Early cells, the first multicellular organisms, and human tribes all had the potential to construct an enormous variety of cooperative relationships between their members. But they had to discover those that were best, and adapt them as circumstances changed. And this did not come easily. Millions of years passed before the cells within multicellular organisms discovered how to specialise and cooperate to form an effective eye. Many more millions of years passed before the cells discovered how to cooperate to produce the complex brain found in humans and other mammals. And it was a long time before humans discovered how to cooperate together to build nuclear power stations, and to send people to the moon.

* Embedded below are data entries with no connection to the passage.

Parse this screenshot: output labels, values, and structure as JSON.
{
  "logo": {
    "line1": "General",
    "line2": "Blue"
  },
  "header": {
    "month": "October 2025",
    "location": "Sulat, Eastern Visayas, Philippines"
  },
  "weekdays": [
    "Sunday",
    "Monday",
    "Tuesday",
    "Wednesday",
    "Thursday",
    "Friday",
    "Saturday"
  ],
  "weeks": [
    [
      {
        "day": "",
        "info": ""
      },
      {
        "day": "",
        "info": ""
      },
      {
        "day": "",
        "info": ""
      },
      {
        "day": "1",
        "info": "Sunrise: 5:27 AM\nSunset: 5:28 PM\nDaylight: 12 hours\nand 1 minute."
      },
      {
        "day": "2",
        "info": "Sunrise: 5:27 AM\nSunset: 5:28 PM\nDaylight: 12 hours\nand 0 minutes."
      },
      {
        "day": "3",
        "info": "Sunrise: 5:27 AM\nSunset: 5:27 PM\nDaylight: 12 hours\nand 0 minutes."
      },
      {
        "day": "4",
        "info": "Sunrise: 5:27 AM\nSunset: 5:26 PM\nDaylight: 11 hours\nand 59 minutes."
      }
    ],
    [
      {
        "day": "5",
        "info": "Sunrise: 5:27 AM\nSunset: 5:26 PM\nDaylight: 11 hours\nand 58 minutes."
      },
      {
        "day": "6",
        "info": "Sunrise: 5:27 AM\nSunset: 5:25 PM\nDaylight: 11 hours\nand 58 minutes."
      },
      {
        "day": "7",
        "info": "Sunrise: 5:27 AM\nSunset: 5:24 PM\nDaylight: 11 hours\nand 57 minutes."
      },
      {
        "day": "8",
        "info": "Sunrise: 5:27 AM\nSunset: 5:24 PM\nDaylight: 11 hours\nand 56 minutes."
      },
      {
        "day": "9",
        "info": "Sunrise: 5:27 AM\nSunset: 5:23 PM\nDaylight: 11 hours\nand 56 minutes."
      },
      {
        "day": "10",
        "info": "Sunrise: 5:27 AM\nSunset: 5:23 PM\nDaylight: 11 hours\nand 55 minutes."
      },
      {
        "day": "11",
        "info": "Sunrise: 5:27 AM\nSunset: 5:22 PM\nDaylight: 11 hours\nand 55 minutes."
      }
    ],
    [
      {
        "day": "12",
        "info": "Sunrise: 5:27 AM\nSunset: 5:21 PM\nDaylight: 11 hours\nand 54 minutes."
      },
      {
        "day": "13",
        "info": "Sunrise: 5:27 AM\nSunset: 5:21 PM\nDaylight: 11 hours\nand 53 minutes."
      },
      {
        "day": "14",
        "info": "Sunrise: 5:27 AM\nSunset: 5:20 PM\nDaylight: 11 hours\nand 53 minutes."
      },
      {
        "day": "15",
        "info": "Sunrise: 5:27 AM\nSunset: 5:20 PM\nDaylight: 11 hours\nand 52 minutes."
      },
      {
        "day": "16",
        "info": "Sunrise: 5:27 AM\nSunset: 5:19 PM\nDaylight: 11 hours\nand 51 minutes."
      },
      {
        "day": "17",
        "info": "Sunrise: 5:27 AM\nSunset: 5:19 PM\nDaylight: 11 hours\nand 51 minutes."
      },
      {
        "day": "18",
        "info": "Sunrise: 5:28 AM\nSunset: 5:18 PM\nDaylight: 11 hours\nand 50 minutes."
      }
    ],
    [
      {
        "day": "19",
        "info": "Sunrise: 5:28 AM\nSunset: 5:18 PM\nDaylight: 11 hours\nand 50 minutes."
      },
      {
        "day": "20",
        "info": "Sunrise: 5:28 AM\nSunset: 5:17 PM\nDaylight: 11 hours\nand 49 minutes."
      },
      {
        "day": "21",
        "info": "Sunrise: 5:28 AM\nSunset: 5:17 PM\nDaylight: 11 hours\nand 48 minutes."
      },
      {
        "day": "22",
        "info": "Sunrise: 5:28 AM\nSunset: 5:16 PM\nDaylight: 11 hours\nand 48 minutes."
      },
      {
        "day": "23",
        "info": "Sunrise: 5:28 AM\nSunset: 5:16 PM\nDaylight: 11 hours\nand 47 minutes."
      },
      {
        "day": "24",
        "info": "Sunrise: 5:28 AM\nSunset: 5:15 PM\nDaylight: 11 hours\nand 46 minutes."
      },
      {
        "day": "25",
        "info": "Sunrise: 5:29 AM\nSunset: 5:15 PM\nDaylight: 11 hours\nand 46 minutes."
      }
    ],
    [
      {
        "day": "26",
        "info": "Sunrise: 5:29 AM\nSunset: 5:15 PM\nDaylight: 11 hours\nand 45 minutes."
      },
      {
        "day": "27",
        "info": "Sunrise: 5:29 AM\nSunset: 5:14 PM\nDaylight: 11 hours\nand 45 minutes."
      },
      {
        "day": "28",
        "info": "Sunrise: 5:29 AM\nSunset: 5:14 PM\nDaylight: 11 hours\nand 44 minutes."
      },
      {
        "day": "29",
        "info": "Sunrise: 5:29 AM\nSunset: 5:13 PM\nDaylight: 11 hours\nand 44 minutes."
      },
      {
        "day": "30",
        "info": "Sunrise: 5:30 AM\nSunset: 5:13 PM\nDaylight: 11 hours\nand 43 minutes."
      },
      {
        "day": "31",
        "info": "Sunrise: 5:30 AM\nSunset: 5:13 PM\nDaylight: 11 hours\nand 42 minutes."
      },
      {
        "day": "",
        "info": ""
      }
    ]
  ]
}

Organisations that are superior at discovering new and better cooperative adaptations amongst their members will have an evolutionary advantage. Their greater evolvability will enable them to exploit more effectively the immense potential benefits of cooperation. In turn, these benefits will reward improvements in evolvability. So the potential benefits of cooperation drive more than just the evolution of managed organisations of greater and greater scale. The benefits will also drive the evolution of managed organisations that are better at evolving. As evolution unfolds, living processes will get better at evolving, smarter at searching out the best ways to cooperate, and more innovative and creative at adapting their cooperation as conditions change.
In the next four Chapters, we will look at how evolution has progressively improved the adaptability and evolvability of living processes on this planet, and how it will continue to do so in the future. We will see that the existence of this progressive sequence of improvements raises significant questions for each of us: as individuals, where are we located in the evolutionary sequence? How much room for improvement is there in our adaptability and evolvability? Will we need new psychological capacities if we are to evolve in whatever directions are necessary for us to contribute to the future evolution of life in the universe? Can our knowledge of the direction in which evolvability improves point to how we must evolve psychologically if we are to contribute to future evolution?
The existence of an evolutionary progression in evolvability also raises important questions for humanity as a whole: how much room for improvement is there in the evolvability of human society? How could the evolvability of human society be enhanced? How could we improve the ability of our systems of government to search out new and better ways to manage our societies? Multicellular organisms eventually evolved brains and nervous systems that are far superior at adapting and evolving than the individual cells that form them. Must human society do the same? Must our societies evolve supra-individual adaptive processes that will be far smarter than the humans they contain? If so, how can we construct these supra-individual adaptive processes?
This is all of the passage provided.